REVIEW: This House at the Lyceum Theatre

By David Parker | 30/05/2018

REVIEW: This House at the Lyceum Theatre
James Gaddas, Natalie Grady, Martin Marquez, Tony Turner and David Hounslow performing in This House

SET in the Labour and Conservative whips’ offices of the late 1970s, This House provides an account of what might have gone on behind the scenes in the House of Commons as the Labour Governments of Harold Wilson and James Callaghan tried to cling on to power.

The production is on at The Lyceum, Sheffield, until Saturday (2) as part of a UK tour following a successful run on the West End.
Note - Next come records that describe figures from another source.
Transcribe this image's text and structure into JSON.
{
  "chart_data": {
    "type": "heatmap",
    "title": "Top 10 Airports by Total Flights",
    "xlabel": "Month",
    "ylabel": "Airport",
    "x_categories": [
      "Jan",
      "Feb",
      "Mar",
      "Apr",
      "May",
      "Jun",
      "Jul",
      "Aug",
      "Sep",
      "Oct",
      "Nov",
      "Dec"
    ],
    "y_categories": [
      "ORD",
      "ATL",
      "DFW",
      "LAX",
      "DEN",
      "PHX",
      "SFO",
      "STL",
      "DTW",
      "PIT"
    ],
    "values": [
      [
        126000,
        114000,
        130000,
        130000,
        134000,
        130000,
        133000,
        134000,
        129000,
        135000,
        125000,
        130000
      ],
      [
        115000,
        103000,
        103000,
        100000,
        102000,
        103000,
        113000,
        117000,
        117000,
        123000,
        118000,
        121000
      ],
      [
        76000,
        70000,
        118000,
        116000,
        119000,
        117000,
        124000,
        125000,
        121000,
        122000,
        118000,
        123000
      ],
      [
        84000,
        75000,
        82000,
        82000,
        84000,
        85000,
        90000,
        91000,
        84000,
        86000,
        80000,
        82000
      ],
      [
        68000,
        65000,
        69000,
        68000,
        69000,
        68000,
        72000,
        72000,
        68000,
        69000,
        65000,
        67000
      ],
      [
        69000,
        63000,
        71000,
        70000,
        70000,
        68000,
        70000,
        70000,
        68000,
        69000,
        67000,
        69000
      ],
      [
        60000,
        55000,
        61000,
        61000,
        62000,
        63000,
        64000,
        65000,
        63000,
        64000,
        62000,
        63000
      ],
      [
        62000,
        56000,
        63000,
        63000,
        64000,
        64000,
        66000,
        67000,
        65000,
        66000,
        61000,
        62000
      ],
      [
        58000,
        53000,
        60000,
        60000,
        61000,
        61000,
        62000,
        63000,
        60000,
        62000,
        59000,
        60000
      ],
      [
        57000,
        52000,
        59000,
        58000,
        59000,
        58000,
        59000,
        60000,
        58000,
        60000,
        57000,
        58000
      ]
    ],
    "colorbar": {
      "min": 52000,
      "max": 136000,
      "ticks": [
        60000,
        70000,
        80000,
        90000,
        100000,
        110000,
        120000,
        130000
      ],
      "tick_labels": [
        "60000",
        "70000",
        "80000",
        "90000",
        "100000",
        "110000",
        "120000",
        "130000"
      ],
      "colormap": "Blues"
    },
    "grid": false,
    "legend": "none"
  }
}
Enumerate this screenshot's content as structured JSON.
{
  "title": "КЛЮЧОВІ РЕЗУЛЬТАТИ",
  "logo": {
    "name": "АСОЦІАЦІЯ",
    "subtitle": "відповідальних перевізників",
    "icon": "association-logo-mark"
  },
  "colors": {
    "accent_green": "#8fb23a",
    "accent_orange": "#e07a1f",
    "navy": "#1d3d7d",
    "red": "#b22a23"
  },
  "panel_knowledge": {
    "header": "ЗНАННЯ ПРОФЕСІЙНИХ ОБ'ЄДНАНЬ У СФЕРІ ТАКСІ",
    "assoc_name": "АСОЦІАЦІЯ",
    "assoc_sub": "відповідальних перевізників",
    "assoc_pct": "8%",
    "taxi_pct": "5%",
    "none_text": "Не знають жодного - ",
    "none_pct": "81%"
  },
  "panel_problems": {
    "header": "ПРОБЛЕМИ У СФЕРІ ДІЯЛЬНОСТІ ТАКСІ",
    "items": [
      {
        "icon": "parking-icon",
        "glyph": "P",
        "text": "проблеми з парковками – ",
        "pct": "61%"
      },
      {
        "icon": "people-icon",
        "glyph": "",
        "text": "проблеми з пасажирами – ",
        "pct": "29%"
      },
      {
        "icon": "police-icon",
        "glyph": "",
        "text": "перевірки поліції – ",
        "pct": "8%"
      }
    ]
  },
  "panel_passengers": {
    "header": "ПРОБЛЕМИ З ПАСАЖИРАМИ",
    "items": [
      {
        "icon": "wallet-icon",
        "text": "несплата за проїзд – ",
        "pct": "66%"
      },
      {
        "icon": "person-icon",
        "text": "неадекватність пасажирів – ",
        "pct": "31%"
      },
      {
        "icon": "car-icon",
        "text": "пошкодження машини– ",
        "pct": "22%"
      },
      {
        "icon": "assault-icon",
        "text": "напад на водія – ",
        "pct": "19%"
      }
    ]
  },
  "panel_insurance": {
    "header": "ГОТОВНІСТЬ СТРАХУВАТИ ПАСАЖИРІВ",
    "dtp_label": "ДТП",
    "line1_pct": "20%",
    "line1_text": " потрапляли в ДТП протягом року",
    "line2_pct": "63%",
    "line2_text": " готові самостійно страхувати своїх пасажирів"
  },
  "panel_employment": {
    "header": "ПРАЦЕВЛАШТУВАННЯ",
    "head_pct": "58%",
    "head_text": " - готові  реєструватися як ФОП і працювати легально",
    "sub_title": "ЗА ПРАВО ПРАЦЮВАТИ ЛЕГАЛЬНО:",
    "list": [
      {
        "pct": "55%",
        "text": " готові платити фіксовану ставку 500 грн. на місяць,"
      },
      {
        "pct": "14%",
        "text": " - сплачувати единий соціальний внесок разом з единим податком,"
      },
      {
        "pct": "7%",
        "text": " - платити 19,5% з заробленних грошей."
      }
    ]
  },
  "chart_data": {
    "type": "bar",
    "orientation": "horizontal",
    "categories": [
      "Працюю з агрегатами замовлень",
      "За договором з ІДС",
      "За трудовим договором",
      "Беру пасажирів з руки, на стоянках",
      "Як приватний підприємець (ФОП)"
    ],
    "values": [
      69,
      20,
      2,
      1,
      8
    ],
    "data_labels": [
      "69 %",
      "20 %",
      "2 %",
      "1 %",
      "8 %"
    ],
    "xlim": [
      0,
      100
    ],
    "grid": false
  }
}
This House looks back to a period of British politics, between 1974 and 1979, which is suprisingly prescient to today - a time when the country was gripped by debates over whether it should be part of a united European community and whether it should devolve powers to Wales, Scotland and Northern Ireland.

Writer James Graham researched the production by speaking to politicians from the era, including former Labour MP Joe Ashton, who served in the Labour whips’ office at the time and wrote his own play about the period, Majority of One, which was staged at the Nottingham Playhouse in 1988.
Company stage manager Matt Henry’s set transports you to the whips’ offices of Labour and the Conservatives within which debates rage about how to win the support of ‘the others’ - Liberals and the Welsh, Scottish and Irish parties.

But through a clever use of lighting and technical wizardry the same set transports you to locations such as the benches of the House of Commons, Westminster Hall, the Stranger’s Bar and the River Thames.

A live punk band, the kind of which were popular in the era, perform music such as Rock ’n’ Roll Suicide by David Bowie, and Pretty Vacant by The Sex Pistols in between scenes.

One on side of the stage, Martin Marquez puts in a gritty performance as the Labour chief whip Bob Mellish who at one point describes himself as the party’s “token Cockney”.

James Gaddas is flawless as whip Walter Harrison who despite his bad manners is portrayed as a master of backroom deals who wins respect from all parts of the House.

Natalie Grady portrays Ann Taylor who breaks ground as a female whip in a pre-Thatcher era of macho politics.

David Hounslow and Tony Turner portray the other whips, Michael Cocks and Joe Harper.

On the other side of the stage, Matthew Pidgeon is Conservative chief whip Jack Weatherill, a schemer who tries to curry favour with politicians across the House and unltimately bring down the Labour government.

William Chubb portrays Humphrey Atkins and Giles Cooper is young whip Fred Silvester who tries to establish his authority in a party full of older men.

Ian Barritt and Nicholas Lumley are among a number of actors portraying MPs from Scotland, Wales and Northern Ireland who are, intentionally or not, like caricatures of themselves.

This House is an amusing and entertaining insight into the backroom deals and murky goings-on of the Government and opposition of the late 1970s.